Napoli boss Spalletti commented on Kvara following his performance against Monza saying, “He is a player with real quality, a fine professional and a good lad.”
Khvicha’s introduction to the rest of Europe, however came against Liverpool in the Champions League, where he came up with a great assist and completed 4/7 dribble attempts, being a constant threat down the left for Napoli in what would be an emphatic 4-1 victory.
Kvara offers Napoli a completely different option from the Insigne who would drop deep and look to retain possession, Kvara instead looks to run in behind stretching defences. The Georgian is dual footed, giving him options to go either way, making him unpredictable to defend. His arrival has been instrumental in allowing Spalletti to play his Napoli side in a way which has seen them start the season so strongly that they are currently top and have the highest goal difference in the league.
Kvara is idolised in Georgia and has scored eight goals already for them in only 17 appearances and has helped them go 10 games unbeaten, with huge wins over the likes of Sweden (a game in which Khvicha scored both goals). His performances for Georgia has given them a huge boost, as they look set to get promoted in the Nations League to League B.
How does Kvaratskhelia compare?
In order to see how Kvara compares to Europe’s best left-wingers we’ve used SmarterScout with the English Premier League as the benchmark on which each player has been scored. The players have been compared based on six variables, with those being; attacking output, defensive output, duels, shooting, dribbling and link-up play. The radar graph below showcases the findings:
Firstly, we see from the attacking output that he doesn’t offer the quantity of the others however this could likely be due to the fact Napoli won’t be attacking as much as Liverpool, Real Madrid and Bayern Munich. We see that defensively, he is not quite effective enough and this is exemplified by the fact his quantity of defending is scored at 83, with the quality only 21, clearly this is an area Kvara must work on. Similarly with duels, aerially Kvara is good but loses out on the ground both in and out of possession.

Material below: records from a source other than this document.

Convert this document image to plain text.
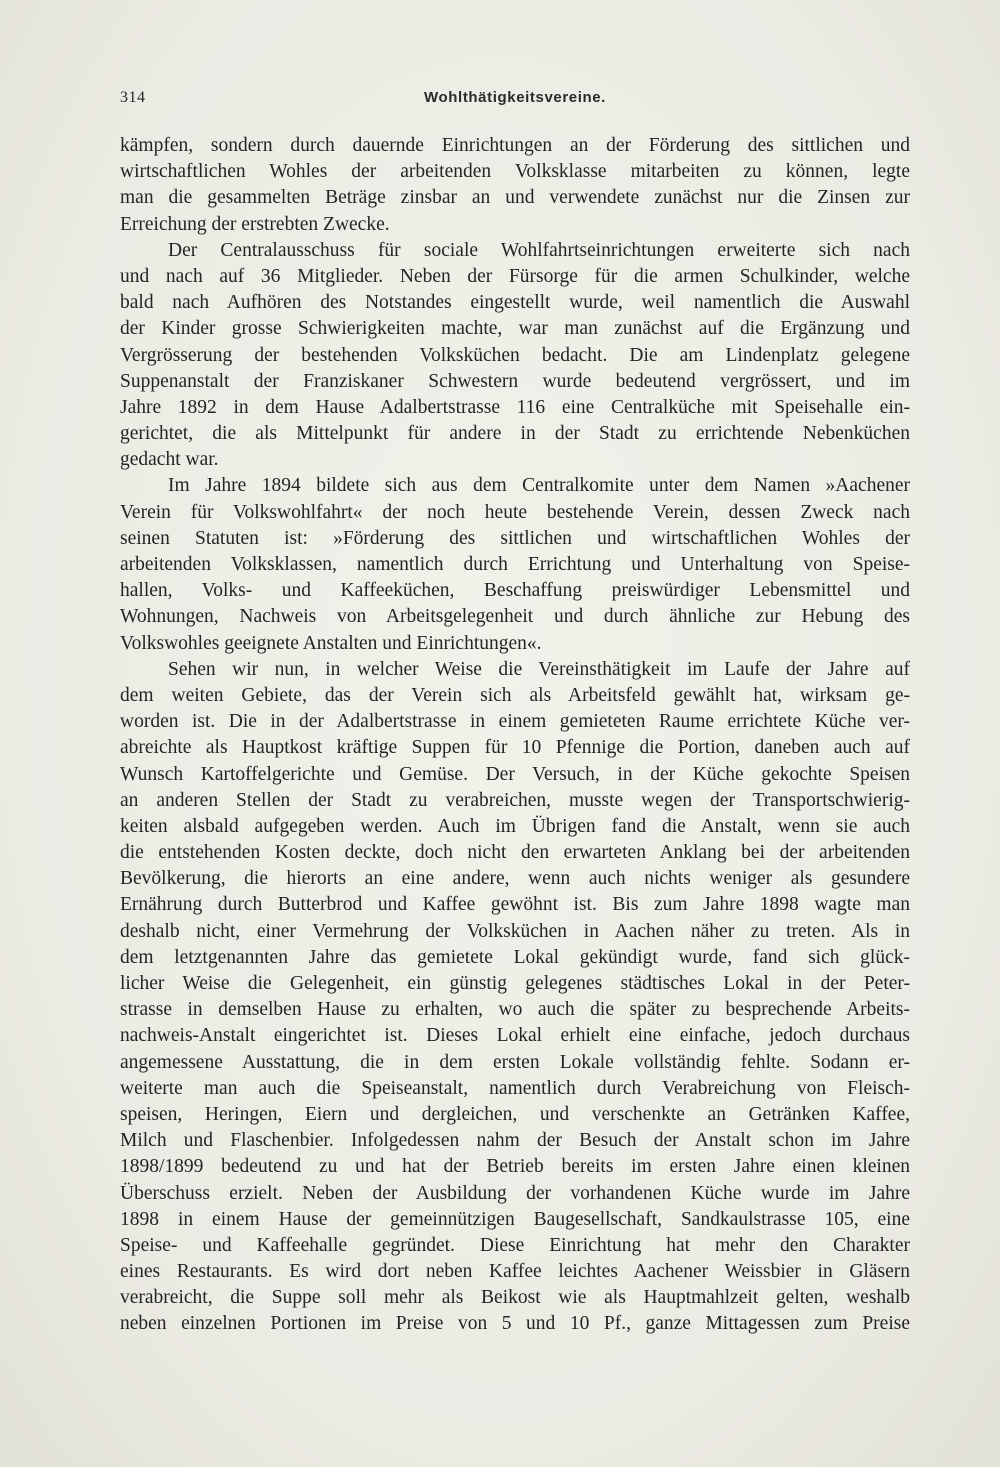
314	Wohlthätigkeitsvereine.
kämpfen, sondern durch dauernde Einrichtungen an der Förderung des sittlichen und
wirtschaftlichen Wohles der arbeitenden Volksklasse mitarbeiten zu können, legte
man die gesammelten Beträge zinsbar an und verwendete zunächst nur die Zinsen zur
Erreichung der erstrebten Zwecke.
Der Centralausschuss für sociale Wohlfahrtseinrichtungen erweiterte sich nach
und nach auf 36 Mitglieder. Neben der Fürsorge für die armen Schulkinder, welche
bald nach Aufhören des Notstandes eingestellt wurde, weil namentlich die Auswahl
der Kinder grosse Schwierigkeiten machte, war man zunächst auf die Ergänzung und
Vergrösserung der bestehenden Volksküchen bedacht. Die am Lindenplatz gelegene
Suppenanstalt der Franziskaner Schwestern wurde bedeutend vergrössert, und im
Jahre 1892 in dem Hause Adalbertstrasse 116 eine Centralküche mit Speisehalle ein-
gerichtet, die als Mittelpunkt für andere in der Stadt zu errichtende Nebenküchen
gedacht war.
Im Jahre 1894 bildete sich aus dem Centralkomite unter dem Namen »Aachener
Verein für Volkswohlfahrt« der noch heute bestehende Verein, dessen Zweck nach
seinen Statuten ist: »Förderung des sittlichen und wirtschaftlichen Wohles der
arbeitenden Volksklassen, namentlich durch Errichtung und Unterhaltung von Speise-
hallen, Volks- und Kaffeeküchen, Beschaffung preiswürdiger Lebensmittel und
Wohnungen, Nachweis von Arbeitsgelegenheit und durch ähnliche zur Hebung des
Volkswohles geeignete Anstalten und Einrichtungen«.
Sehen wir nun, in welcher Weise die Vereinsthätigkeit im Laufe der Jahre auf
dem weiten Gebiete, das der Verein sich als Arbeitsfeld gewählt hat, wirksam ge-
worden ist. Die in der Adalbertstrasse in einem gemieteten Raume errichtete Küche ver-
abreichte als Hauptkost kräftige Suppen für 10 Pfennige die Portion, daneben auch auf
Wunsch Kartoffelgerichte und Gemüse. Der Versuch, in der Küche gekochte Speisen
an anderen Stellen der Stadt zu verabreichen, musste wegen der Transportschwierig-
keiten alsbald aufgegeben werden. Auch im Übrigen fand die Anstalt, wenn sie auch
die entstehenden Kosten deckte, doch nicht den erwarteten Anklang bei der arbeitenden
Bevölkerung, die hierorts an eine andere, wenn auch nichts weniger als gesundere
Ernährung durch Butterbrod und Kaffee gewöhnt ist. Bis zum Jahre 1898 wagte man
deshalb nicht, einer Vermehrung der Volksküchen in Aachen näher zu treten. Als in
dem letztgenannten Jahre das gemietete Lokal gekündigt wurde, fand sich glück-
licher Weise die Gelegenheit, ein günstig gelegenes städtisches Lokal in der Peter-
strasse in demselben Hause zu erhalten, wo auch die später zu besprechende Arbeits-
nachweis-Anstalt eingerichtet ist. Dieses Lokal erhielt eine einfache, jedoch durchaus
angemessene Ausstattung, die in dem ersten Lokale vollständig fehlte. Sodann er-
weiterte man auch die Speiseanstalt, namentlich durch Verabreichung von Fleisch-
speisen, Heringen, Eiern und dergleichen, und verschenkte an Getränken Kaffee,
Milch und Flaschenbier. Infolgedessen nahm der Besuch der Anstalt schon im Jahre
1898/1899 bedeutend zu und hat der Betrieb bereits im ersten Jahre einen kleinen
Überschuss erzielt. Neben der Ausbildung der vorhandenen Küche wurde im Jahre
1898 in einem Hause der gemeinnützigen Baugesellschaft, Sandkaulstrasse 105, eine
Speise- und Kaffeehalle gegründet. Diese Einrichtung hat mehr den Charakter
eines Restaurants. Es wird dort neben Kaffee leichtes Aachener Weissbier in Gläsern
verabreicht, die Suppe soll mehr als Beikost wie als Hauptmahlzeit gelten, weshalb
neben einzelnen Portionen im Preise von 5 und 10 Pf., ganze Mittagessen zum Preise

Where Kvara really comes into his own is in the shooting and dribbling aspects of his game. So far this season he has averaged 0.6 goals per 90 from 2.7 shots per game, which means he scores every 4.5 shots he takes. Kvara on the ball averages 1.4 successful dribbles per 90, however does lose possession 13.7 times per 90.
In terms of link up play, Kvara is quite poor only completing 12.6 passes in the oppositions half per 90, and only 17.9 on average over the whole pitch. however Kvara is not a player who will drop deep to link up, he wants to get running at defenders.
Kvara, in summary, is still a player rough around the edges. However, he has all the talent and some of his poorer areas on the pitch could be down to tactics from Spalletti.
Having proved himself at every level he’s played at and now setting the Champions League alight with his talent too, the only question is what next and is there anything this boy can’t do?